When I was hospitalized and could speak again, I would say: This is not the end. I understand that differently now. Recovery might never end. This is not the end because there isn’t one. You could view that negatively, I view it as an opportunity to keep getting better. Even after I’ve recovered to a satisfactory degree (not yet), neuroplasticity is lifelong. It’ll help me get to my old baseline, then where else I want to go. Improvement never stops:
new neural connections can be created and strengthened. This process of adaptive rewiring within the brain can allow survivors to partially or even fully recover lost functions.
There’s nobody to prove wrong, but like Papa I want to prove something wrong. For better or worse I like to have an enemy, an adversary. I give my TBI a face—my enemy.
I was born April 1993, but consider myself born again April 2023. It doesn’t matter how old you are; if it’s time to start fresh, start fresh.
I’m where I’m supposed to be, when I’m supposed to be here.
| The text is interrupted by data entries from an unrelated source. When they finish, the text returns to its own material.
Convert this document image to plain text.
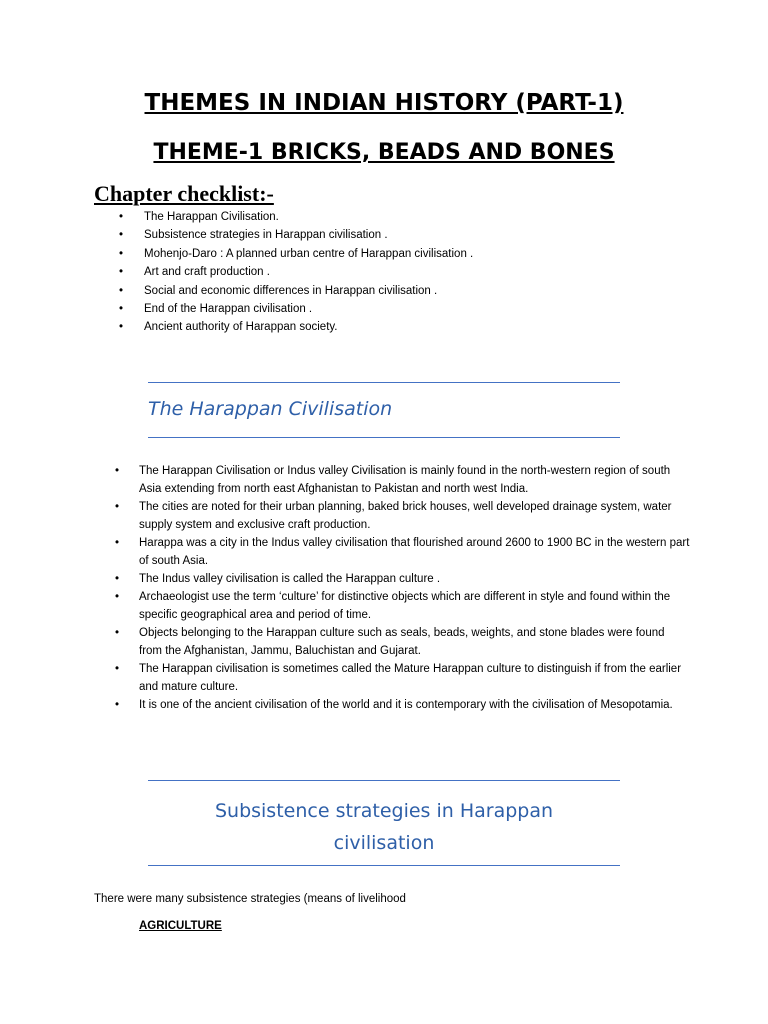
THEMES IN INDIAN HISTORY (PART-1)
THEME-1 BRICKS, BEADS AND BONES
Chapter checklist:-
• The Harappan Civilisation.
• Subsistence strategies in Harappan civilisation .
• Mohenjo-Daro : A planned urban centre of Harappan civilisation .
• Art and craft production .
• Social and economic differences in Harappan civilisation .
• End of the Harappan civilisation .
• Ancient authority of Harappan society.
The Harappan Civilisation
• The Harappan Civilisation or Indus valley Civilisation is mainly found in the north-western region of south Asia extending from north east Afghanistan to Pakistan and north west India.
• The cities are noted for their urban planning, baked brick houses, well developed drainage system, water supply system and exclusive craft production.
• Harappa was a city in the Indus valley civilisation that flourished around 2600 to 1900 BC in the western part of south Asia.
• The Indus valley civilisation is called the Harappan culture .
• Archaeologist use the term ‘culture’ for distinctive objects which are different in style and found within the specific geographical area and period of time.
• Objects belonging to the Harappan culture such as seals, beads, weights, and stone blades were found from the Afghanistan, Jammu, Baluchistan and Gujarat.
• The Harappan civilisation is sometimes called the Mature Harappan culture to distinguish if from the earlier and mature culture.
• It is one of the ancient civilisation of the world and it is contemporary with the civilisation of Mesopotamia.
Subsistence strategies in Harappan
civilisation

There were many subsistence strategies (means of livelihood

AGRICULTURE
This is not the end.
Levin’s “most serene moment in the book” is working outside, mowing.
I love that you are doing this for yourself.
I went into graduate school for my MA in Clinical Psych when I was 40. And I enjoyed almost 33 years of practicing in that field. I’ve loved it.
You’ve got this James.
Love that last photo of you. You look so dapper!
I'm excited about this new journey. Law school is tough. You're tougher. Maybe you'll have less time for birding for a couple of years, but the birds will be there for you when you need them.